SUB TUUM PRAESIDIUM

Carissime tutte,  

io e la commissione liturgica porgiamo un richiamo settimanale a Maria in questo mese di maggio in cui ci sentiamo più uniti benché in diaspora (con una motivazione aggiunta: “sarà perché il Marianum…” è intitolato a Lei). Vi giunge di sabato, il giorno a Lei dedicato nella liturgia. Il nostro antico Rettore Ezio Franceschini diceva che nella sua regola di vita rimandava le cose più noiose al sabato, perché voleva imitare Maria e le madri che non si sottraggono mai a ciò che pesa di più nei doveri della vita. 

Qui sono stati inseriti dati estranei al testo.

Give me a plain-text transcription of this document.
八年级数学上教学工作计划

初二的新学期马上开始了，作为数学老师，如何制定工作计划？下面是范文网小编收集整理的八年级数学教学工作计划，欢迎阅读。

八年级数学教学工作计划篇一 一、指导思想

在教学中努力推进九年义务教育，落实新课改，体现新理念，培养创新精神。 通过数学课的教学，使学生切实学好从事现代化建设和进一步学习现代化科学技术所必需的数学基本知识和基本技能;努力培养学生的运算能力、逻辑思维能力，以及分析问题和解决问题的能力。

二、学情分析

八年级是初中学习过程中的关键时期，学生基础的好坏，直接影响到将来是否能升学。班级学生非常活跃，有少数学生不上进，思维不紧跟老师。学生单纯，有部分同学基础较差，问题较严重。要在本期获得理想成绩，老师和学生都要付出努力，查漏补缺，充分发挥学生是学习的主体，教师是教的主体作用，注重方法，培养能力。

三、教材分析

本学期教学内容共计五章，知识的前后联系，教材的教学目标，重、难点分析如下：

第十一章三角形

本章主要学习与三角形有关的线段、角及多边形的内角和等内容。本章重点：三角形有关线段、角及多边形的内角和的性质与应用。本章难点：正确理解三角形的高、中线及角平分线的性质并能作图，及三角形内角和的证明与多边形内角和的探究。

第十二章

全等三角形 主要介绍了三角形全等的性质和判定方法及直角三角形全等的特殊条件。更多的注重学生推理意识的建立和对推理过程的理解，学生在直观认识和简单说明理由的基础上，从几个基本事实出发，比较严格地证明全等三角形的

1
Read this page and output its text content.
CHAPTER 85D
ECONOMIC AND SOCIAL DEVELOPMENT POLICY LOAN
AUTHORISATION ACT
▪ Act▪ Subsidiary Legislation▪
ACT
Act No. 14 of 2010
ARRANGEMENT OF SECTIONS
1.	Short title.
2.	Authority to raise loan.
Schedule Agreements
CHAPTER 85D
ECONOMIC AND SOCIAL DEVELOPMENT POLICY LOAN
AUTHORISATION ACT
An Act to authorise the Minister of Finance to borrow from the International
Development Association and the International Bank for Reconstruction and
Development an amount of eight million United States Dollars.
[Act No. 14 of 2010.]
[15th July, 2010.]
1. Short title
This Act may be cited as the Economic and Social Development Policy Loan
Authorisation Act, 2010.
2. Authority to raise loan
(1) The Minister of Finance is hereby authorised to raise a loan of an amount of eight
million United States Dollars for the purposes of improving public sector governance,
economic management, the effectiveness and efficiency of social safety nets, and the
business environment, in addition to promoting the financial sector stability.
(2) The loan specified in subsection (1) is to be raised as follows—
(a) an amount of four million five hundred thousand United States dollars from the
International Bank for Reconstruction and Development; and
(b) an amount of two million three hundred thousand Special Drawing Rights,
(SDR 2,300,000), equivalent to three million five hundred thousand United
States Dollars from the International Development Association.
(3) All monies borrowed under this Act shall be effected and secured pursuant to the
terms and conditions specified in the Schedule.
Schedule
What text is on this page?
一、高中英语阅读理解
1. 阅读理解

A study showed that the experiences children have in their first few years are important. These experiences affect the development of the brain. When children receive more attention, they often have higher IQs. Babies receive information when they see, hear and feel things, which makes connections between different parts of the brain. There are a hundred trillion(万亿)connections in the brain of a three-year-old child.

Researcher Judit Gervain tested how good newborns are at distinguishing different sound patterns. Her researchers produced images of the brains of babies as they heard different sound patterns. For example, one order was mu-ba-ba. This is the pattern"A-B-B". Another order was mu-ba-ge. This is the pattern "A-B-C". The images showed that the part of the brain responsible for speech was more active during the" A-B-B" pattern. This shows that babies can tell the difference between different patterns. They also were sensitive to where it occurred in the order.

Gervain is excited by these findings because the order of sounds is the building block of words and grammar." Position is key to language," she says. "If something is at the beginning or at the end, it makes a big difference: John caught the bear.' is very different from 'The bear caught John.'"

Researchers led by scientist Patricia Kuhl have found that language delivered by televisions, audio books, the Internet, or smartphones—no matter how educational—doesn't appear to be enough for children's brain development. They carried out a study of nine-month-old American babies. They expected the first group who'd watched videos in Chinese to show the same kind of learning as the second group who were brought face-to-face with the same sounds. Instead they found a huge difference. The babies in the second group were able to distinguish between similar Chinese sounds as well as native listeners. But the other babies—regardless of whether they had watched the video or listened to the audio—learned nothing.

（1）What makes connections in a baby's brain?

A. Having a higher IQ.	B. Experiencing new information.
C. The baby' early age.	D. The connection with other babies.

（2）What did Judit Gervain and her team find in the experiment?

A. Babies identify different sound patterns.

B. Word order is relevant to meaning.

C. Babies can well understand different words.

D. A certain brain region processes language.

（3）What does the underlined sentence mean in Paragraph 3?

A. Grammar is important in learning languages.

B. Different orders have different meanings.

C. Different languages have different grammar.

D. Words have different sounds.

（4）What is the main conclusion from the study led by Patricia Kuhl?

Vorrei cominciare con la preghiera più antica a Maria che si conosca. Conservata in un foglio di papiro rinvenuto in Egitto nel 1929, viene fatta risalire al III secolo. Papa Francesco nei giorni scorsi ha scritto una preghiera  per invocare la Madonna,  alla fine del Rosario nel momento ingarbugliato che stiamo affrontando, partendo  proprio da questo testo che ci riporta al valore della tradizione (Tradere = tramandare). 

Eccolo:

Sotto la tua protezione cerchiamo rifugio, Santa Madre di Dio:

non disprezzare le suppliche di noi che siamo nella prova,

e liberaci da ogni pericolo,

o Vergine gloriosa e benedetta.

E’ una preghiera di eccezionale importanza storica per l’esplicito riferimento a un tempo di persecuzione. Riveste una particolare importanza teologica per il ricorso a Maria invocata come “Madre di Dio”, titolo che sarà accolto e definito nel Concilio di Efeso nel 431 ma che era già usato in Egitto nell’ambito liturgico. Il testo arcaico da cui dipendono le diverse varianti liturgiche (copta, greca, ambrosiana, romana) suona così:

Sotto l’ala della tua misericordia noi ci rifugiamo, Theotokos (=Madre di Dio),

la nostre domande non respingere nelle necessità, ma salvaci dal pericolo:

solo pura, solo benedetta.

La formula attuale, ancora presente nelle citate liturgie, è proposta come una delle antifone a conclusione della Compieta, la preghiera che chiude il giorno che si spegne.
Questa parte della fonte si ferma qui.